The IRS publicly flagged syndicated conservation easements in December 2016, and the Department of Justice filed suit against several Georgia-based promoters two years later. But the amount of tax revenue lost to easements continues to grow. IRS data shows total deductions claimed through syndicators rose to $9.2 billion in 2018 from $6.8 billion in 2017.
“The IRS shamed these scammers by publicly listing these transactions, but the continued growth in their numbers shows that shame alone won’t do the trick,” Sen. Charles Grassley (R., Iowa) said in September. “Now it’s the job of Congress to clearly prohibit these abusive schemes.”
If it becomes law, a Senate bill would prevent entities’ taking a charitable deduction greater than 2.5 times what was paid for the land.
Conservation easements grant tax write-offs for the value that a piece of land loses to remain undeveloped when it might otherwise become apartments or a big-box store, prioritizing what has been described as “cows over condos.”
The syndicated deals targeted by the Senate bill involve land that was likely never going to be developed anyway. They rely on a sharply inflated appraisal, the finance committee report found, sometimes valuing land at more than 250 times what was paid for it just a few years prior, then writing off the difference in value once the easement is granted.
“These transactions really have nothing to do with conservation and everything to do with claiming tax deductions,” said Adam Looney, a senior fellow at the Brookings Institution. “Many of these transactions are designed just based on the financial incentives to save money on taxes.
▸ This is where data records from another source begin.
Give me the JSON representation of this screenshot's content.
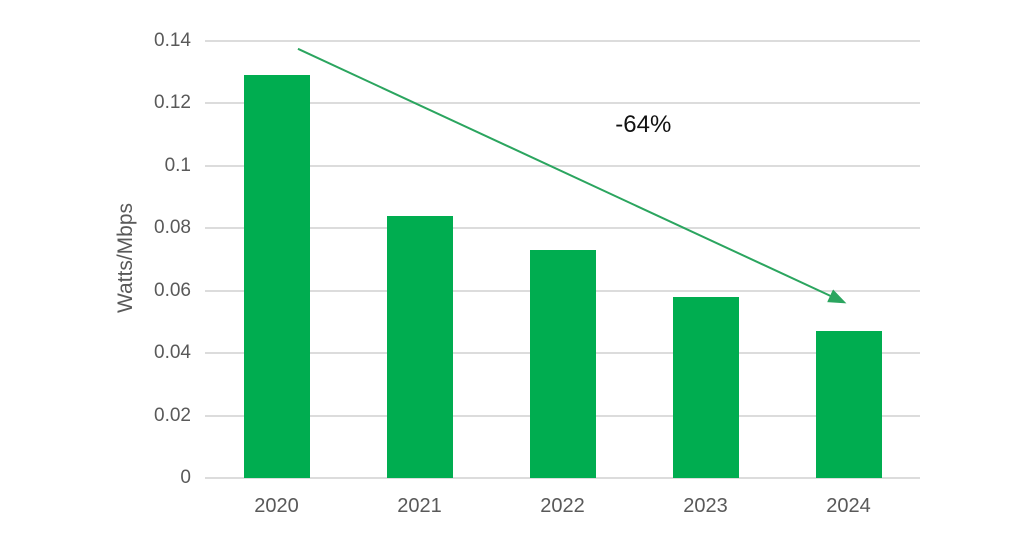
{
  "chart_data": {
    "type": "bar",
    "title": "",
    "xlabel": "",
    "ylabel": "Watts/Mbps",
    "categories": [
      "2020",
      "2021",
      "2022",
      "2023",
      "2024"
    ],
    "values": [
      0.129,
      0.084,
      0.073,
      0.058,
      0.047
    ],
    "ylim": [
      0,
      0.14
    ],
    "yticks": [
      0,
      0.02,
      0.04,
      0.06,
      0.08,
      0.1,
      0.12,
      0.14
    ],
    "ytick_labels": [
      "0",
      "0.02",
      "0.04",
      "0.06",
      "0.08",
      "0.1",
      "0.12",
      "0.14"
    ],
    "grid": true,
    "legend": "none",
    "bar_color": "#00AD50",
    "annotation": {
      "text": "-64%",
      "x_frac": 0.613,
      "value": 0.113
    },
    "arrow": {
      "color": "#2BA55F",
      "from": {
        "x_frac": 0.13,
        "value": 0.1375
      },
      "to": {
        "x_frac": 0.892,
        "value": 0.0565
      }
    }
  },
  "colors": {
    "background": "#ffffff",
    "gridline": "#dcdcdc",
    "axis_text": "#595959"
  }
}
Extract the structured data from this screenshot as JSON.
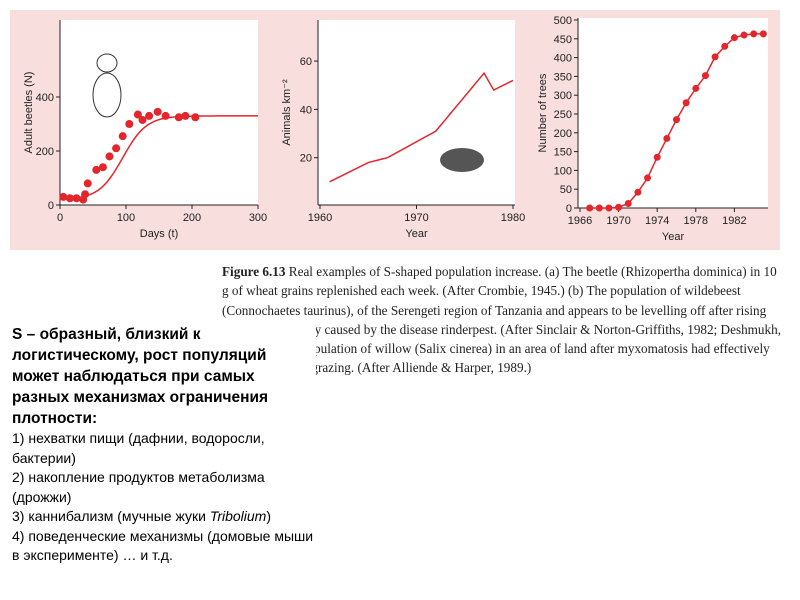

The conservation value, the whole public purpose of the subsidy, is not part of the analysis or part of the transaction.”
Promoters, mostly in the Southeast, who organize the deals, finding the land, and marketing it to potential investors, have discovered a business model to sell “investments” in sham projects, according to the Senate Finance Committee report. As part of their operation, the promoters vote on an easement and then share millions of dollars in tax write-offs with those investors after the easement is granted. Generally, these efforts save $2 in taxes for every $1 paid into the tax shelter, according to the Senate report.
Under current law, those tax write-offs can be distributed among multiple partners, with emails included in the Senate report showing clients essentially placing orders for how much easement write-off they’d like to buy.
“This is the only area of law where a taxpayer can claim a charitable deduction for giving away something that they can still use for themselves,” Looney said. “And they have an enormous amount of autonomy over how much the donation is worth.”
According to an analysis by Looney, 36% of all easement deductions nationally between 2010 and 2012 were claimed by Georgia taxpayers. One individual in Rome made $1.5 million arranging three easements in 2016 alone, the Senate report found.
Why Georgia? No one is sure.
“Why did Silicon Valley become Silicon Valley? Just a handful of guys in and around Rome invented this,” Looney said. “I assume they all know each other. They had some mix of legal knowledge, experience in real estate translations, tax planning services, and then they figured out they could supercharge it with these syndications. I don’t think it takes a lot to become the largest player in the conservation easement space.”
One of the biggest questions surrounding conservation easements is whether they'd be suitable for building if left unprotected. Clay County's population today is less than half what it was 100 years ago, with thousands of acres sitting undisturbed and unlikely to see development.
The 227-acre Clay County property originally sold for $609,246, was appraised at $12.4 million, factoring in the seniors’ development, then valued at $295,100 after an easement was granted. The result: $12.1 million in tax write-offs that were split among several investors, as noted in the Senate report.